1213846-75-3 Usage
Uses
Given the provided materials do not specify the uses of (R)-Cyclopropyl(2-fluorophenyl)MethanaMine hydrochloride, it is not possible to list its applications as was done for Gallotannin. However, based on the structural features of the compound, one could hypothesize potential uses in various industries such as pharmaceuticals, materials science, or as an intermediate in chemical synthesis, pending further research and context-specific information.
If future data becomes available detailing specific applications, the uses could be listed as follows:
Used in Pharmaceutical Industry:
(R)-Cyclopropyl(2-fluorophenyl)MethanaMine hydrochloride could be used as an active pharmaceutical ingredient for [specific medical purpose] due to its unique structural features that may allow it to interact with biological targets in a novel way.

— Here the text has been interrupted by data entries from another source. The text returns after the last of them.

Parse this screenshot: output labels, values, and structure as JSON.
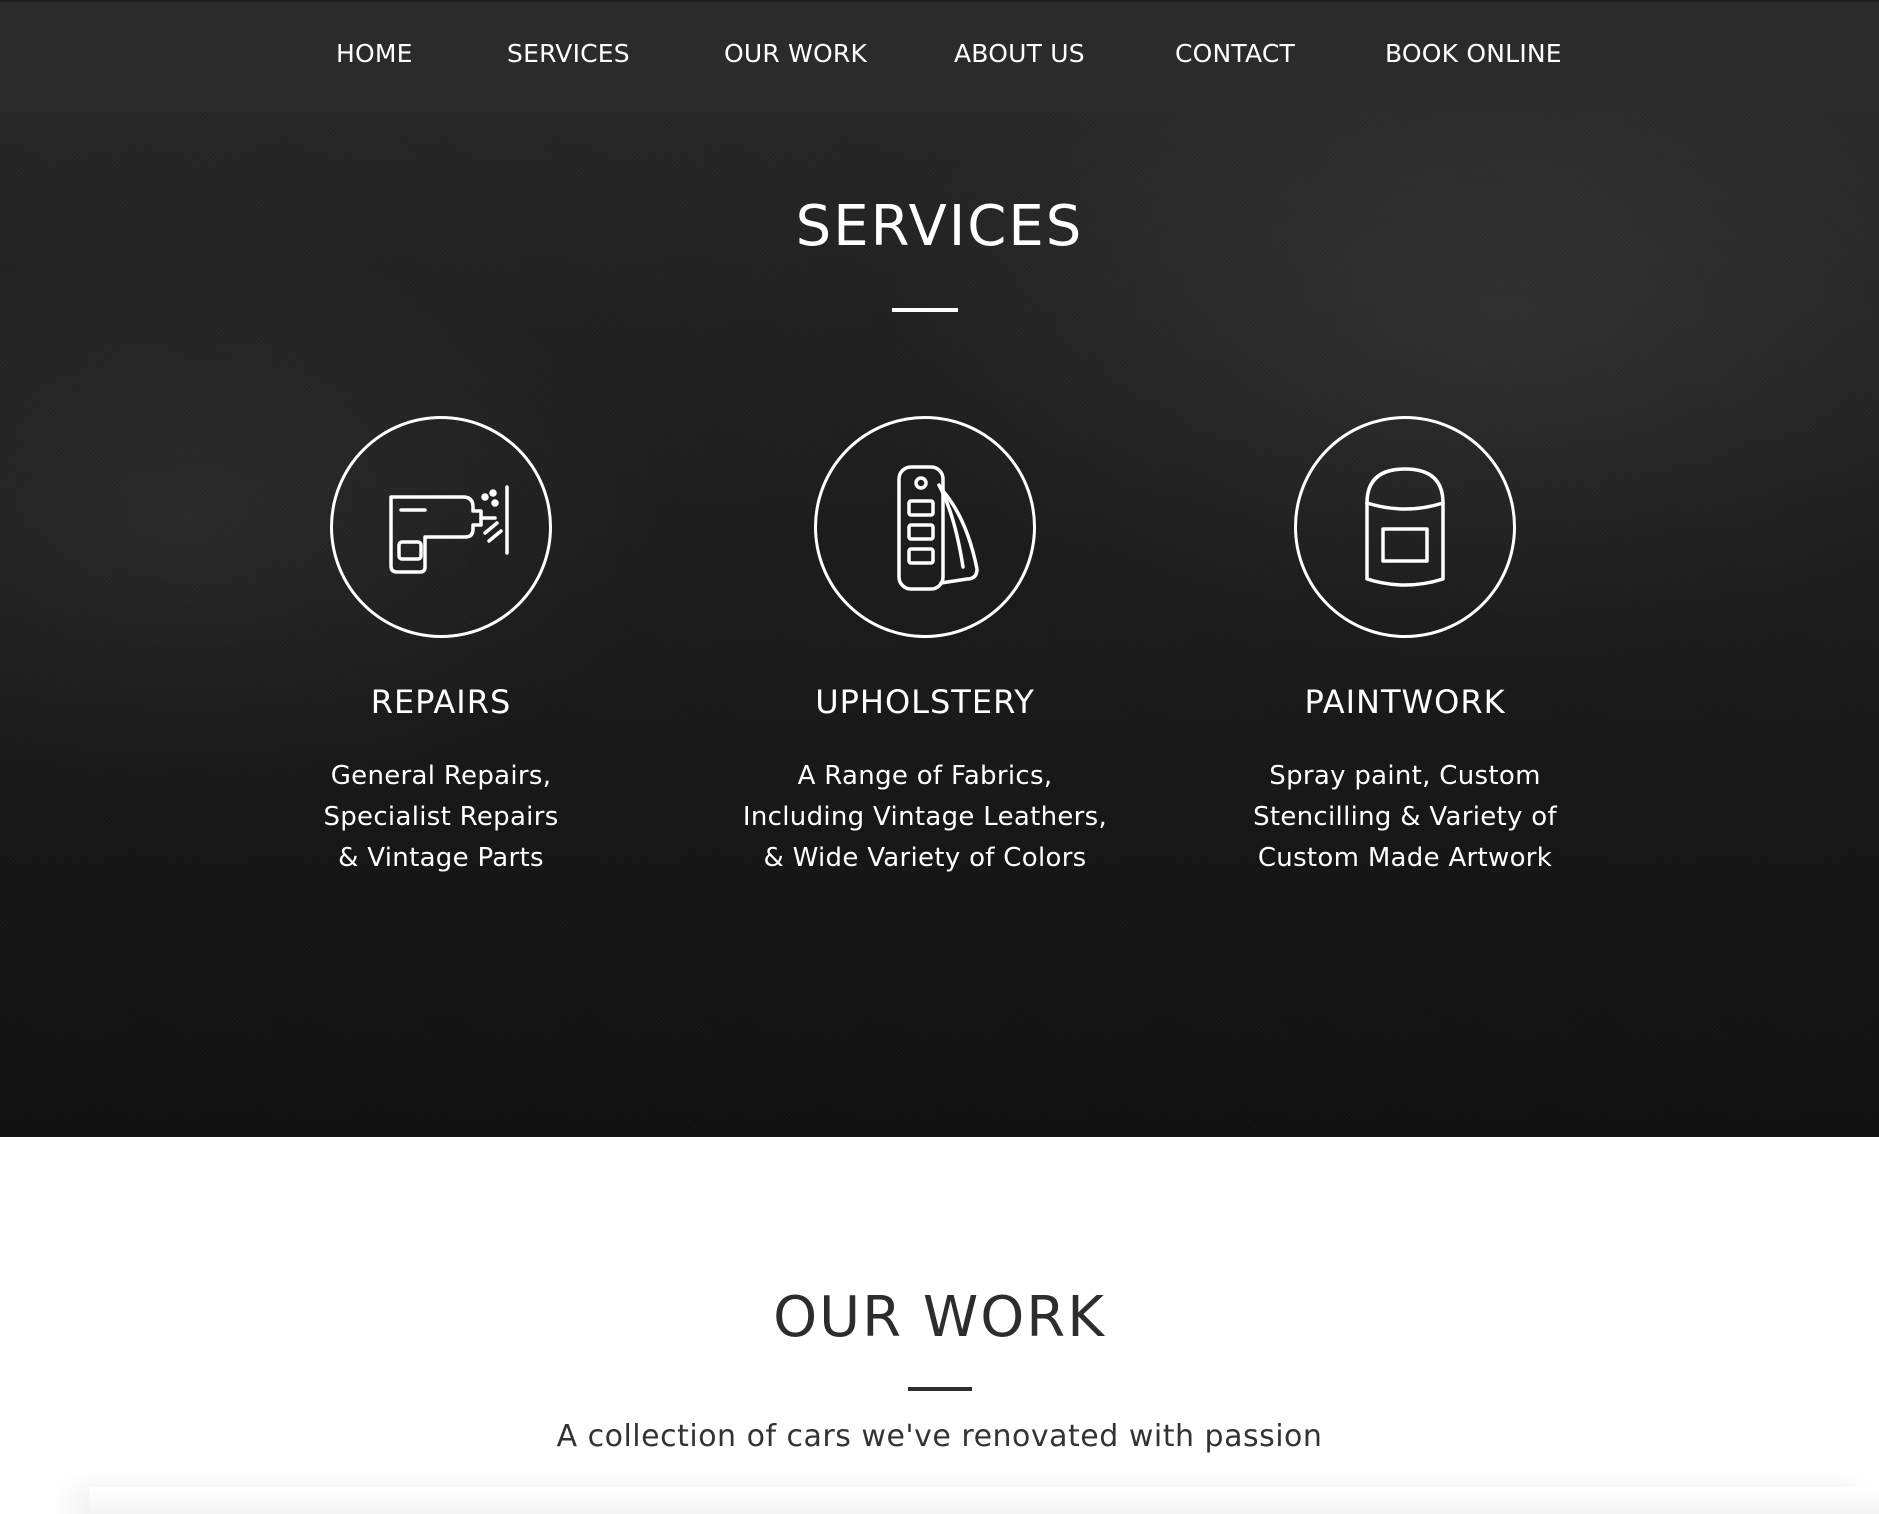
{
  "nav": {
    "items": [
      {
        "label": "HOME"
      },
      {
        "label": "SERVICES"
      },
      {
        "label": "OUR WORK"
      },
      {
        "label": "ABOUT US"
      },
      {
        "label": "CONTACT"
      },
      {
        "label": "BOOK ONLINE"
      }
    ]
  },
  "services": {
    "title": "SERVICES",
    "cards": [
      {
        "icon": "spray-gun-icon",
        "heading": "REPAIRS",
        "lines": [
          "General Repairs,",
          "Specialist Repairs",
          "& Vintage Parts"
        ]
      },
      {
        "icon": "fabric-swatch-icon",
        "heading": "UPHOLSTERY",
        "lines": [
          "A Range of Fabrics,",
          "Including Vintage Leathers,",
          "& Wide Variety of Colors"
        ]
      },
      {
        "icon": "paint-bucket-icon",
        "heading": "PAINTWORK",
        "lines": [
          "Spray paint, Custom",
          "Stencilling & Variety of",
          "Custom Made Artwork"
        ]
      }
    ]
  },
  "work": {
    "title": "OUR WORK",
    "subtitle": "A collection of cars we've renovated with passion"
  },
  "colors": {
    "nav_bg": "#2b2b2b",
    "hero_bg": "#1c1c1c",
    "text_light": "#ffffff",
    "text_dark": "#2d2d2d"
  }
}
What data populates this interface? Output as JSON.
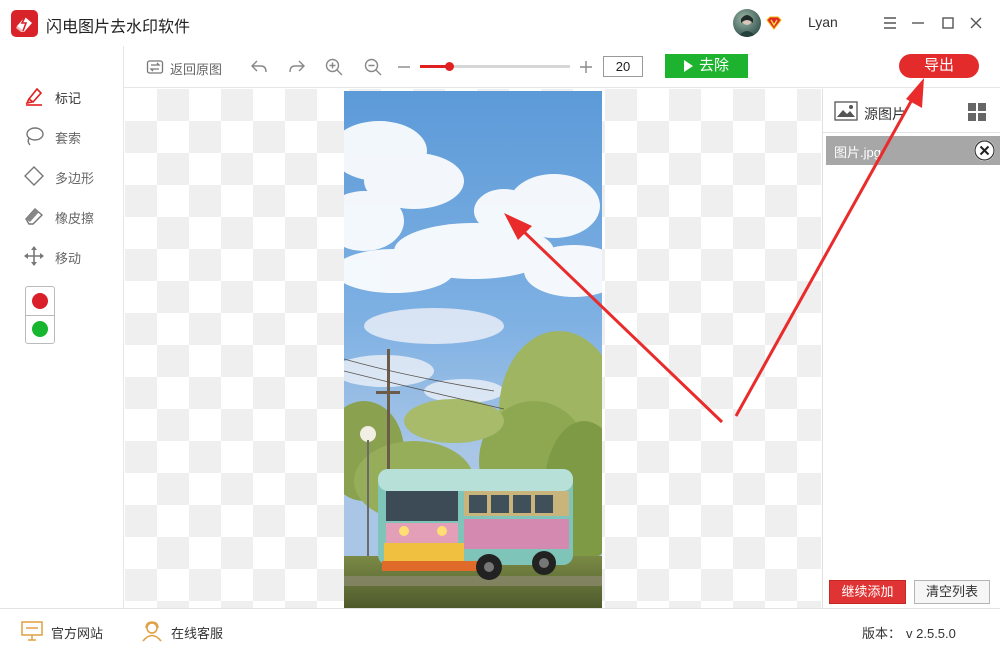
{
  "app": {
    "title": "闪电图片去水印软件",
    "user": "Lyan",
    "icons": {
      "logo": "lightning-eraser-logo",
      "vip": "vip-badge-icon",
      "menu": "hamburger-menu-icon",
      "minimize": "minimize-icon",
      "maximize": "maximize-icon",
      "close": "close-icon"
    }
  },
  "tools": {
    "items": [
      {
        "label": "标记",
        "icon": "marker-pen-icon",
        "active": true
      },
      {
        "label": "套索",
        "icon": "lasso-icon",
        "active": false
      },
      {
        "label": "多边形",
        "icon": "polygon-icon",
        "active": false
      },
      {
        "label": "橡皮擦",
        "icon": "eraser-icon",
        "active": false
      },
      {
        "label": "移动",
        "icon": "move-arrows-icon",
        "active": false
      }
    ],
    "colors": [
      "#d9202a",
      "#18b52f"
    ]
  },
  "toolbar": {
    "restore_label": "返回原图",
    "brush_size": "20",
    "brush_level": 0.19,
    "remove_label": "去除",
    "export_label": "导出"
  },
  "right_panel": {
    "source_label": "源图片",
    "file_name": "图片.jpg",
    "continue_add_label": "继续添加",
    "clear_list_label": "清空列表"
  },
  "statusbar": {
    "website_label": "官方网站",
    "service_label": "在线客服",
    "version_label": "版本：",
    "version_value": "v 2.5.5.0"
  },
  "colors": {
    "accent_red": "#e32b2b",
    "accent_green": "#1db32e",
    "file_row_bg": "#a7a7a7"
  }
}
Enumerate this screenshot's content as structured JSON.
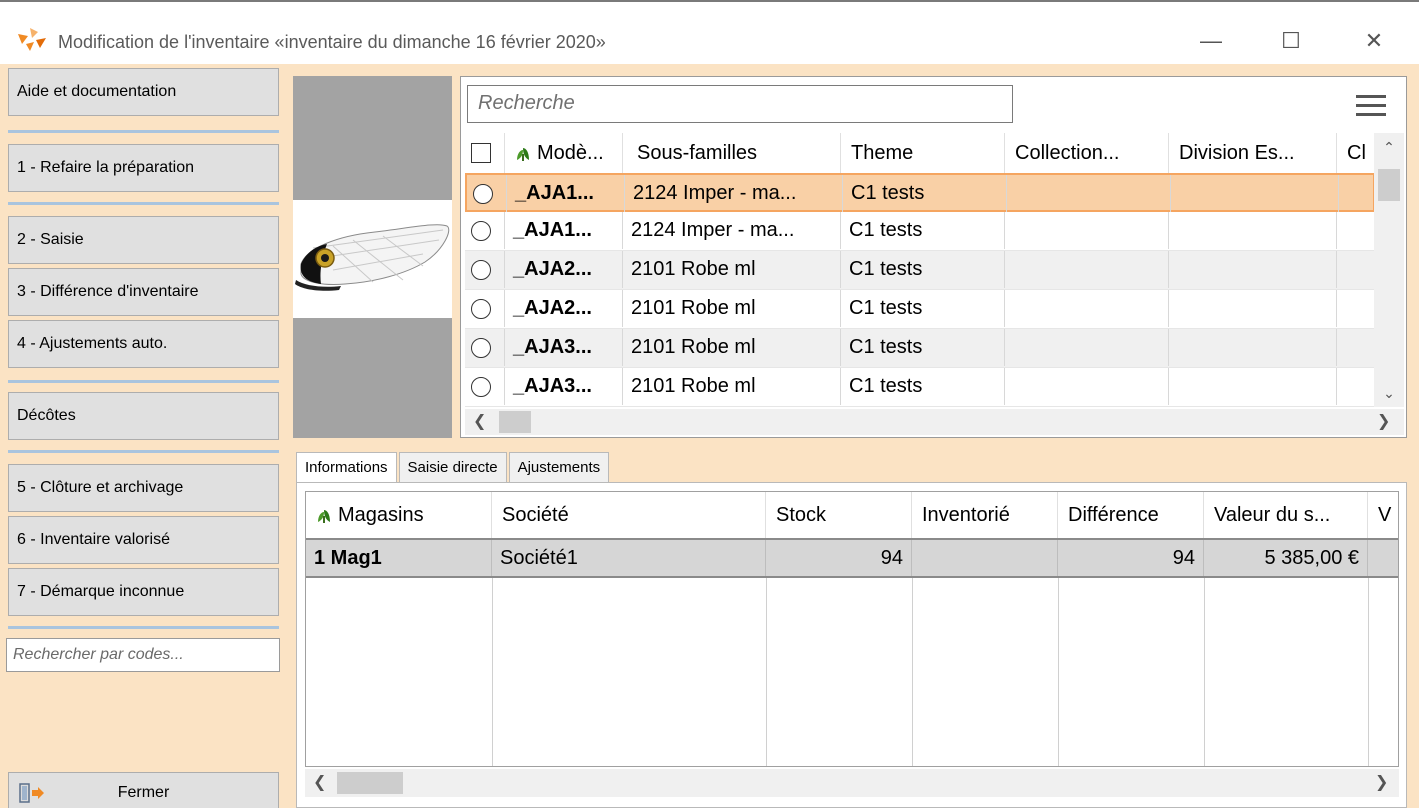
{
  "window": {
    "title": "Modification de l'inventaire «inventaire du dimanche 16 février 2020»",
    "minimize": "—",
    "maximize": "☐",
    "close": "✕"
  },
  "sidebar": {
    "buttons": [
      {
        "label": "Aide et documentation"
      },
      {
        "label": "1 - Refaire la préparation"
      },
      {
        "label": "2 - Saisie"
      },
      {
        "label": "3 - Différence d'inventaire"
      },
      {
        "label": "4 - Ajustements auto."
      },
      {
        "label": "Décôtes"
      },
      {
        "label": "5 - Clôture et archivage"
      },
      {
        "label": "6 - Inventaire valorisé"
      },
      {
        "label": "7 - Démarque inconnue"
      }
    ],
    "search_placeholder": "Rechercher par codes...",
    "close_label": "Fermer"
  },
  "product_grid": {
    "search_placeholder": "Recherche",
    "columns": [
      "Modè...",
      "Sous-familles",
      "Theme",
      "Collection...",
      "Division Es...",
      "Cl"
    ],
    "rows": [
      {
        "model": "_AJA1...",
        "sub_family": "2124 Imper - ma...",
        "theme": "C1 tests"
      },
      {
        "model": "_AJA1...",
        "sub_family": "2124 Imper - ma...",
        "theme": "C1 tests"
      },
      {
        "model": "_AJA2...",
        "sub_family": "2101 Robe ml",
        "theme": "C1 tests"
      },
      {
        "model": "_AJA2...",
        "sub_family": "2101 Robe ml",
        "theme": "C1 tests"
      },
      {
        "model": "_AJA3...",
        "sub_family": "2101 Robe ml",
        "theme": "C1 tests"
      },
      {
        "model": "_AJA3...",
        "sub_family": "2101 Robe ml",
        "theme": "C1 tests"
      }
    ],
    "selected_row": 0
  },
  "tabs": [
    {
      "label": "Informations"
    },
    {
      "label": "Saisie directe"
    },
    {
      "label": "Ajustements"
    }
  ],
  "info_grid": {
    "columns": [
      "Magasins",
      "Société",
      "Stock",
      "Inventorié",
      "Différence",
      "Valeur du s...",
      "V"
    ],
    "rows": [
      {
        "store": "1 Mag1",
        "company": "Société1",
        "stock": "94",
        "inventoried": "",
        "difference": "94",
        "value": "5 385,00 €"
      }
    ]
  },
  "colors": {
    "background": "#fbe3c4",
    "selected_row": "#f9d0a6",
    "selected_border": "#f5a560",
    "separator": "#a9c4de"
  }
}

Used in Materials Science:
In the field of materials science, (R)-Cyclopropyl(2-fluorophenyl)MethanaMine hydrochloride might serve as a component in the development of new materials with [specific properties], leveraging its structural attributes to enhance material performance.
Used in Chemical Synthesis:
As an intermediate in chemical synthesis, (R)-Cyclopropyl(2-fluorophenyl)MethanaMine hydrochloride could be utilized for the production of more complex molecules, taking advantage of its reactive sites and structural elements to form desired end products.
Check Digit Verification of cas no
The CAS Registry Mumber 1213846-75-3 includes 10 digits separated into 3 groups by hyphens. The first part of the number,starting from the left, has 7 digits, 1,2,1,3,8,4 and 6 respectively; the second part has 2 digits, 7 and 5 respectively.
Calculate Digit Verification of CAS Registry Number 1213846-75:
(9*1)+(8*2)+(7*1)+(6*3)+(5*8)+(4*4)+(3*6)+(2*7)+(1*5)=143
143 % 10 = 3
So 1213846-75-3 is a valid CAS Registry Number.
1213846-75-3Relevant academic research and scientific papers
New quinoline NK3 receptor antagonists with CNS activity
Smith, Paul W.,Wyman, Paul A.,Lovell, Peter,Goodacre, Caroline,Serafinowska, Halina T.,Vong, Antonio,Harrington, Frank,Flynn, Sean,Bradley, Daniel M.,Porter, Rod,Coggon, Sara,Murkitt, Graham,Searle, Kirsten,Thomas, David R.,Watson, Jeannette M.,Martin, William,Wu, Zining,Dawson, Lee A.
scheme or table, p. 837 - 840 (2009/09/06)
Lead optimisation starting from the previously reported selective quinoline NK3 receptor antagonists talnetant 2 (SB-223412) and 3 (SB-222200) led to the identification of 3-aminoquinoline NK3 antagonist 10 (GSK172981) with excellent CNS penetration. Investigation of a structurally related series of sulfonamides with reduced lipophilicity led to the discovery of 20 (GSK256471). Both 10 and 20 are high affinity, potent NK3 receptor antagonists which despite having different degrees of CNS penetration produced excellent NK3 receptor occupancy in an ex vivo binding study in gerbil cortex.